我正在从我正在访问的网址获得此类响应,我需要解析它以获得所需的HTML。
this = ajax({“htmlInfo”:“SOME-HTML”,“otherInfo”:“Blah Blah”,“moreInfo”:“Bleh Bleh”})
如上所述,我有三个密钥对值,我需要从中获取“SOME-HTML”,我怎么能得到它,主要问题是“SOME-HTML”有转义字符。以下是将出现的响应类型。
\ u003Cdiv class = \ u0022container columns-2 \ u0022 \ u003E \ n \ n \ u003Csection class = \ u0022col-main \ u0022 \ u003E \ n \ r \ n \ u \ u003cdiv class = \ u0027visor-article-list list list -view-recent \ u0027 \ u \ n \ u003Cdiv class = \ u0027grid_item visor-article-teaser list_default \ u0027 \ u003E \ n \ u003Ca class = \ u0027grid_img \ u0027 href = \ u0027 / manUnited-is-the-best \ u0027 \ u003E \ n \ u003Cimg src = \ u0022http://www.xyz.com/sites//files/styles/w400h22
任何人都可以在这方面帮助我。我不知道如何解决这个问题。
提前致谢。
答案 0 :(得分:1)
最简单的方法是提取JSON,然后将其解组为结构。 \uXXXX
部分是unicode字符
package main
import (
"encoding/json"
"fmt"
"regexp"
)
// Data follows the structure of the JSON data in the response
type Data struct {
HTMLInfo string `json:"htmlInfo"`
OtherInfo string `json:"otherInfo"`
MoreInfo string `json:"moreInfo"`
}
func main() {
// input is an example of the raw response data. It's probably a []byte if
// you got it from ioutil.ReadAll(resp.Body)
input := []byte(`this=ajax({"htmlInfo":"\u003Cdiv class=\u0022container columns-2\u0022\u003E\n\n \u003Csection class=\u0022col-main\u0022\u003E\n \r\n\u003Cdiv class=\u0027visor-article-list list list-view-recent\u0027 \u003E\r\n\u003Cdiv class=\u0027grid_item visor-article-teaser list_default\u0027 \u003E\n \u003Ca class=\u0027grid_img\u0027 href=\u0027/manUnited-is-the-best\u0027\u003E\n \u003Cimg src=\u0022http://example.com/sites//files/styles/w400h22", "otherInfo": "Blah Blah", "moreInfo": "Bleh Bleh"})`)
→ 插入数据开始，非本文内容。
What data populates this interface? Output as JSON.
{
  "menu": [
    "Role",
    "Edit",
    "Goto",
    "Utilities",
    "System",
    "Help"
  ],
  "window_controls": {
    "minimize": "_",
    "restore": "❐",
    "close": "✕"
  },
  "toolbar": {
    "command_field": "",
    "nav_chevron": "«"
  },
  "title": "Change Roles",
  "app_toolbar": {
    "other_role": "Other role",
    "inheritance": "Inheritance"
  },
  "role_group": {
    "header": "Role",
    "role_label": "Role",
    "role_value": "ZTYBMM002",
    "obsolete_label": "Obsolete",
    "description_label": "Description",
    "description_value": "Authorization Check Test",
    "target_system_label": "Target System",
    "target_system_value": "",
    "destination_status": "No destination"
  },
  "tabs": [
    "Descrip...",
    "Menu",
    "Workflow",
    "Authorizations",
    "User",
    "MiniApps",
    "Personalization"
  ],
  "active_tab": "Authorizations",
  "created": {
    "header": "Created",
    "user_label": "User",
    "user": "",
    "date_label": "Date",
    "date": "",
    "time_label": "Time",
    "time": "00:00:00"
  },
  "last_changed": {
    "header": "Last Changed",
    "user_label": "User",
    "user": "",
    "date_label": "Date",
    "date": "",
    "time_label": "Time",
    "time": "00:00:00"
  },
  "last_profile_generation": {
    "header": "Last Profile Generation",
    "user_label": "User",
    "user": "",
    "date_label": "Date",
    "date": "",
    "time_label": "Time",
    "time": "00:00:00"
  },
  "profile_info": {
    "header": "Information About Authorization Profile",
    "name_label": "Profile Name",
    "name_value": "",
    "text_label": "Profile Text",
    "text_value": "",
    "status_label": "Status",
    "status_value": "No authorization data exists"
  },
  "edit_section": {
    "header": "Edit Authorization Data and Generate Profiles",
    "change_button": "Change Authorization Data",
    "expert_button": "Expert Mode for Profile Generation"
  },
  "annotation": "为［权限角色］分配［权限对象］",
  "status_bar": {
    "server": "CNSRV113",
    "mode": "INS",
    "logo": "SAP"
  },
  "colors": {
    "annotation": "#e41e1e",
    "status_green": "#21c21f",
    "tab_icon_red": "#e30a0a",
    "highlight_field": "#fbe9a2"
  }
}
// First we want to extract the data json using regex with a capture group.
dataRegex, err := regexp.Compile("ajax\\((.*)\\)")
if err != nil {
fmt.Println("regex failed to compile:", err)
return
}
// FindSubmatch should return two matches:
// 0: The full match
// 1: The contents of the capture group (what we want)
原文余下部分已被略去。